本就行动不便,这一跪可以说是摔下去的,地板“砰”地一声响。
季言玉见徒弟对他如此畏惧,心中叹息,看来扭转徒弟对他的印象不是一朝一夕的事情,说道:“别跪了,过来坐,和我说说你脸上的伤是怎么回事?”
他有心去扶,但前几次扶都隐隐感觉到了徒弟对他的排斥,也就不去讨嫌了。
林景行拖着伤痕累累的身体落座后说道:“不敢隐瞒师尊,弟子脸上的伤是和玉衡峰的师兄弟打架打的。”说完,他又跪下了,说道:“请师尊责罚。”
季言玉扶额:“……你先起来。”
林景行十分诧异地看了季言玉一眼,扶着一旁的椅子吃力地站了起来。以往他被人欺凌,身上负伤被季言玉看见了,不问缘由就是一通毒打,训斥他丢了颜面,骂他是废物,说他是惹事精,罚他跪雪地,没有半点要为他出头的意思。

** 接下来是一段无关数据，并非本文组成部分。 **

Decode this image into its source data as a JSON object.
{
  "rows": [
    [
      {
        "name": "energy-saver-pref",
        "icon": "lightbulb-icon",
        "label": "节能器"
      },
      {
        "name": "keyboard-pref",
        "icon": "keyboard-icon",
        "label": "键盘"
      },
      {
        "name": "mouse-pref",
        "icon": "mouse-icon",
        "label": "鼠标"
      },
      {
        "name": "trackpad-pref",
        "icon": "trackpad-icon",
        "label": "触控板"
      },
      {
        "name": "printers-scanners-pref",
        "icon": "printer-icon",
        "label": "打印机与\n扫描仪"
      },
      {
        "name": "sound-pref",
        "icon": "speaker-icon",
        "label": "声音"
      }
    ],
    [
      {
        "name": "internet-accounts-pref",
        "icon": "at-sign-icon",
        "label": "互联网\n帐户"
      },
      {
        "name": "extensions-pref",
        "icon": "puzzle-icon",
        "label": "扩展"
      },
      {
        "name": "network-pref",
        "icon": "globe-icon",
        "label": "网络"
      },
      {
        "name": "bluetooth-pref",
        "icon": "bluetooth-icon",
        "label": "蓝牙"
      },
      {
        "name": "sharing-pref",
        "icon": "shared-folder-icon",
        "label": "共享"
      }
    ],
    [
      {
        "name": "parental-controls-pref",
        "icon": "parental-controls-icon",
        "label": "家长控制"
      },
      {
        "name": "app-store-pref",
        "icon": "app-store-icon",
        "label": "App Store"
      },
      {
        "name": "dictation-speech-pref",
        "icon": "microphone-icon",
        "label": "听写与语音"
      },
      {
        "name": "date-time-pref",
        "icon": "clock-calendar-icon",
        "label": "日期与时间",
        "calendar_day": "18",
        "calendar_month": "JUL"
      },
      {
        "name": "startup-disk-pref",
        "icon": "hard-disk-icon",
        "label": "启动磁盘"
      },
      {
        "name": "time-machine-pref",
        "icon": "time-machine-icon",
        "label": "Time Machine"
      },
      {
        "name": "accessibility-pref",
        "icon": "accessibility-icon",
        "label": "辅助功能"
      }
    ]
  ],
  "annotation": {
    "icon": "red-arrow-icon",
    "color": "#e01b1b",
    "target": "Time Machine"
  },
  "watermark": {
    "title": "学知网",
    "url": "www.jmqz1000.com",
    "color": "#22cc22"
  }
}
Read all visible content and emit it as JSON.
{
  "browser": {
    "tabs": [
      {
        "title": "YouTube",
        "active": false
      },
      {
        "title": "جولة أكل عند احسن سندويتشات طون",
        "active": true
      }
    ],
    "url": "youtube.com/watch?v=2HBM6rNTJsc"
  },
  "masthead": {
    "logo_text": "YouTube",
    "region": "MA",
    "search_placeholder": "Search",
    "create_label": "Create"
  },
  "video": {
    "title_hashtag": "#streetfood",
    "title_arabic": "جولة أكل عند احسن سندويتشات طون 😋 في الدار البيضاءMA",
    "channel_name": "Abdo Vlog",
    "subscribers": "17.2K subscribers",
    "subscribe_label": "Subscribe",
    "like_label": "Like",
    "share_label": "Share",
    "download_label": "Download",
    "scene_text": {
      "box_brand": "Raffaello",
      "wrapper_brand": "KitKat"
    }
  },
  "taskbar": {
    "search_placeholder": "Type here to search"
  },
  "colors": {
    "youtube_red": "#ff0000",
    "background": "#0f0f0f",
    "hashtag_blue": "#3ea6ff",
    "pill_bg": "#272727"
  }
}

说是自己磕着碰着摔倒弄出来的伤,得来的也是无情的嘲笑和痛入骨髓的鞭打。
季言玉问道:“为什么打架?”
林景行低着头,添油加醋地说道:“弟子去饭堂吃饭时,听到玉衡峰的师兄说……说师尊您上玉衡峰闹事,被苏峰主打得屁滚尿流,还说了一些不堪入目的话。弟子气不过,上前与他们理论,让他们对您放尊重一点,他们就出手打人……”
事实并非如此,那些人只是讨论季言玉和苏峰主切磋的事情,言语上并没有对季言玉有丝毫不敬。
他也没有上前理论,只是安静地啃自己的馒头,没有惹任何人。
或许他啃馒头对他们来说就是冒犯,以往只是对他施加拳脚,这回直接打断了他一条腿,还放言说他就是向季峰主告状也没用,别说季峰主向来不会管这事,就是管了他们也可以说成是正常切磋,受点伤在所难免。
毕竟有季言玉和苏峰主切磋落败受伤的先例。